House - indeterminate date, Cloonamore, Co. Galway
Co. Galway |
House
Along the western edge of County Galway, within sight of the headland of Dún Dubh, a low scatter of drystone walling sits against a rock face beside a small stream.
The remains form a rough rectangle or D-shape, roughly seven metres by six, and belong to no confirmed period. No one has formally visited and recorded the site, which places it in a curious category of known-but-unexamined places, logged and noted yet never stood in front of by the people doing the logging.

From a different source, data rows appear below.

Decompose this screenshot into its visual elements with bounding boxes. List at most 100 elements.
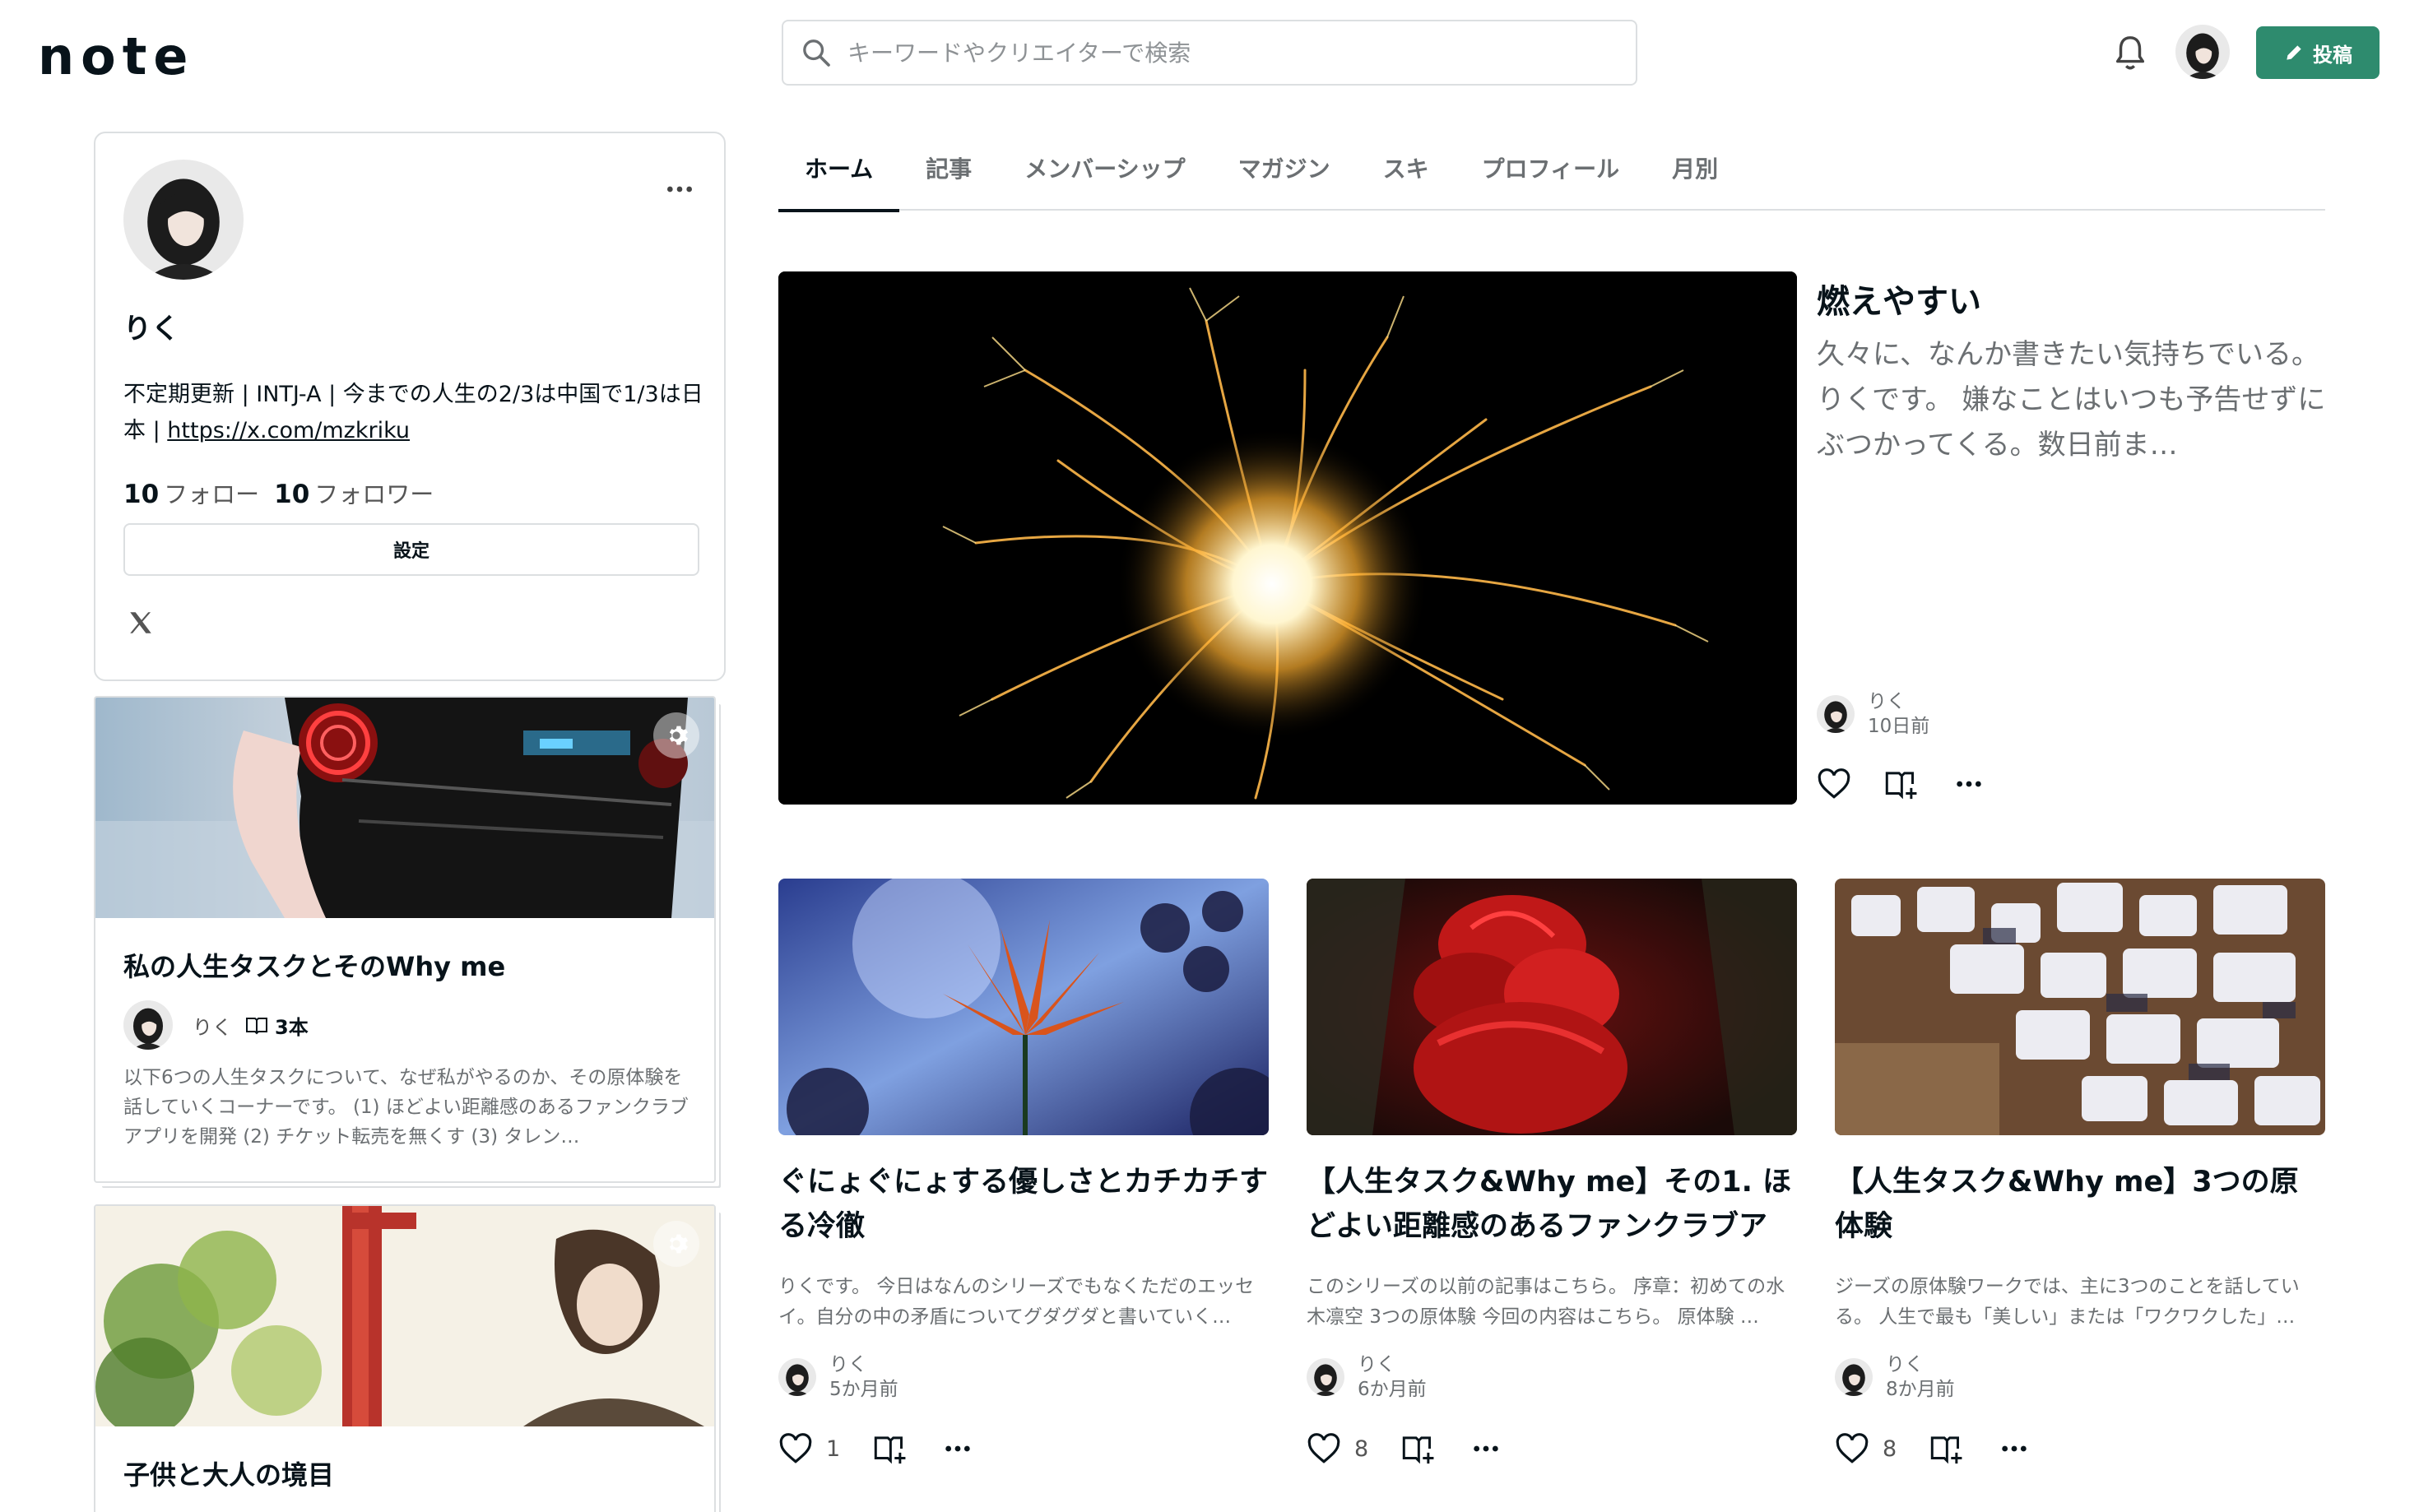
post-time: 6か月前 — [1358, 1379, 1427, 1400]
author-avatar[interactable] — [1817, 695, 1855, 733]
author-name[interactable]: りく — [193, 1011, 232, 1040]
heart-icon[interactable] — [1835, 1431, 1869, 1466]
magazine-meta: りく 3本 — [123, 1000, 309, 1050]
like-count: 1 — [826, 1435, 841, 1462]
article-card[interactable]: ぐにょぐにょする優しさとカチカチする冷徹 りくです。 今日はなんのシリーズでもな… — [778, 879, 1269, 1333]
add-to-magazine-icon[interactable] — [1884, 767, 1922, 801]
author-name[interactable]: りく — [829, 1352, 898, 1377]
follow-count: 10 — [123, 480, 160, 509]
article-actions: 8 — [1835, 1431, 2028, 1466]
magazine-title[interactable]: 私の人生タスクとそのWhy me — [123, 946, 505, 984]
tab-membership[interactable]: メンバーシップ — [998, 145, 1211, 211]
article-byline: りく 5か月前 — [778, 1352, 898, 1402]
article-actions: 8 — [1307, 1431, 1500, 1466]
like-count: 8 — [1354, 1435, 1369, 1462]
add-to-magazine-icon[interactable] — [1929, 1431, 1967, 1466]
article-count-value: 3本 — [275, 1015, 309, 1039]
featured-byline: りく 10日前 — [1817, 689, 1929, 739]
profile-avatar[interactable] — [123, 160, 244, 280]
featured-article-image[interactable] — [778, 271, 1797, 805]
author-avatar[interactable] — [778, 1358, 816, 1396]
tab-magazines[interactable]: マガジン — [1212, 145, 1357, 211]
article-title[interactable]: 【人生タスク&Why me】3つの原体験 — [1835, 1160, 2325, 1249]
post-button-label: 投稿 — [2313, 43, 2352, 67]
magazine-card[interactable]: 子供と大人の境目 — [94, 1204, 716, 1512]
post-time: 10日前 — [1868, 716, 1930, 737]
settings-button[interactable]: 設定 — [123, 523, 699, 576]
avatar-image — [123, 160, 244, 280]
magazine-cover-image — [95, 1206, 714, 1426]
x-icon[interactable] — [127, 609, 155, 637]
tab-profile[interactable]: プロフィール — [1456, 145, 1646, 211]
magazine-cover-image — [95, 698, 714, 918]
tab-home[interactable]: ホーム — [778, 145, 900, 212]
featured-article-title[interactable]: 燃えやすい — [1817, 275, 1981, 322]
article-actions: 1 — [778, 1431, 972, 1466]
heart-icon[interactable] — [1817, 767, 1851, 801]
article-card[interactable]: 【人生タスク&Why me】3つの原体験 ジーズの原体験ワークでは、主に3つのこ… — [1835, 879, 2325, 1333]
magazine-title[interactable]: 子供と大人の境目 — [123, 1454, 334, 1492]
article-thumbnail — [778, 879, 1269, 1135]
book-icon — [246, 1018, 267, 1035]
bell-icon[interactable] — [2111, 33, 2149, 74]
follow-label: フォロー — [164, 480, 260, 508]
article-thumbnail — [1307, 879, 1797, 1135]
more-options-icon[interactable] — [944, 1444, 972, 1454]
magazine-settings-button[interactable] — [653, 712, 699, 758]
article-byline: りく 8か月前 — [1835, 1352, 1955, 1402]
featured-article-excerpt: 久々に、なんか書きたい気持ちでいる。 りくです。 嫌なことはいつも予告せずにぶつ… — [1817, 338, 2326, 461]
profile-name[interactable]: りく — [123, 306, 179, 346]
author-avatar[interactable] — [1307, 1358, 1344, 1396]
article-excerpt: りくです。 今日はなんのシリーズでもなくただのエッセイ。自分の中の矛盾についてグ… — [778, 1276, 1255, 1328]
author-name[interactable]: りく — [1886, 1352, 1955, 1377]
post-time: 5か月前 — [829, 1379, 898, 1400]
add-to-magazine-icon[interactable] — [873, 1431, 911, 1466]
magazine-card[interactable]: 私の人生タスクとそのWhy me りく 3本 以下6つの人生タスクについて、なぜ… — [94, 696, 716, 1183]
follower-label: フォロワー — [314, 480, 434, 508]
article-excerpt: ジーズの原体験ワークでは、主に3つのことを話している。 人生で最も「美しい」また… — [1835, 1276, 2300, 1328]
pencil-icon — [2287, 45, 2301, 60]
author-name[interactable]: りく — [1358, 1352, 1427, 1377]
article-title[interactable]: ぐにょぐにょする優しさとカチカチする冷徹 — [778, 1160, 1269, 1249]
more-options-icon[interactable] — [1955, 779, 1983, 789]
user-avatar[interactable] — [2175, 25, 2230, 79]
search-icon — [803, 39, 830, 67]
follower-count: 10 — [274, 480, 310, 509]
profile-link[interactable]: https://x.com/mzkriku — [167, 418, 410, 443]
add-to-magazine-icon[interactable] — [1401, 1431, 1439, 1466]
follow-stats: 10 フォロー 10 フォロワー — [123, 475, 434, 510]
search-input[interactable] — [847, 39, 1588, 67]
like-count: 8 — [1883, 1435, 1897, 1462]
search-bar[interactable] — [782, 20, 1637, 86]
article-card[interactable]: 【人生タスク&Why me】その1. ほどよい距離感のあるファンクラブアプ… こ… — [1307, 879, 1797, 1333]
article-title[interactable]: 【人生タスク&Why me】その1. ほどよい距離感のあるファンクラブアプ… — [1307, 1160, 1797, 1249]
magazine-description: 以下6つの人生タスクについて、なぜ私がやるのか、その原体験を話していくコーナーで… — [123, 1067, 689, 1148]
profile-tabs: ホーム 記事 メンバーシップ マガジン スキ プロフィール 月別 — [778, 145, 2325, 212]
note-logo[interactable]: note — [38, 31, 194, 82]
follow-link[interactable]: 10 フォロー — [123, 475, 259, 510]
tab-likes[interactable]: スキ — [1357, 145, 1456, 211]
article-byline: りく 6か月前 — [1307, 1352, 1427, 1402]
post-button[interactable]: 投稿 — [2256, 26, 2380, 79]
article-thumbnail — [1835, 879, 2325, 1135]
author-avatar[interactable] — [1835, 1358, 1873, 1396]
follower-link[interactable]: 10 フォロワー — [274, 475, 434, 510]
tab-monthly[interactable]: 月別 — [1646, 145, 1744, 211]
tab-articles[interactable]: 記事 — [899, 145, 998, 211]
featured-actions — [1817, 767, 1983, 801]
more-options-icon[interactable] — [2000, 1444, 2028, 1454]
post-time: 8か月前 — [1886, 1379, 1955, 1400]
magazine-settings-button[interactable] — [653, 1221, 699, 1267]
more-options-icon[interactable] — [1472, 1444, 1500, 1454]
profile-bio: 不定期更新 | INTJ-A | 今までの人生の2/3は中国で1/3は日本 | … — [123, 377, 708, 449]
avatar-image — [2175, 25, 2230, 79]
gear-icon — [663, 1231, 689, 1257]
heart-icon[interactable] — [778, 1431, 813, 1466]
author-name[interactable]: りく — [1868, 689, 1929, 714]
heart-icon[interactable] — [1307, 1431, 1341, 1466]
article-count: 3本 — [245, 1011, 309, 1040]
profile-card: りく 不定期更新 | INTJ-A | 今までの人生の2/3は中国で1/3は日本… — [94, 132, 726, 681]
article-excerpt: このシリーズの以前の記事はこちら。 序章：初めての水木凛空 3つの原体験 今回の… — [1307, 1276, 1785, 1328]
more-options-icon[interactable] — [663, 173, 696, 206]
author-avatar[interactable] — [123, 1000, 173, 1050]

Drystone construction, which uses no mortar and relies entirely on the careful fitting of stones, was common across the west of Ireland for centuries and resists easy dating on form alone. What lends this particular structure a small thread of human texture is a passing reference by the antiquarian Thomas Johnson Westropp, who wrote about the area in 1911. Westropp described an "old residence" located not far from a stream and nearly opposite Roonduff, which matches the position of these remains closely enough to be considered likely the same place. Westropp was a prolific recorder of western Irish monuments in the late nineteenth and early twentieth centuries, and even a brief mention in his work places the ruin within a longer tradition of observation. About 150 metres to the north-west, a similar hut structure survives, suggesting this was not an isolated dwelling but perhaps part of a small cluster of habitation in a landscape that now reads as empty.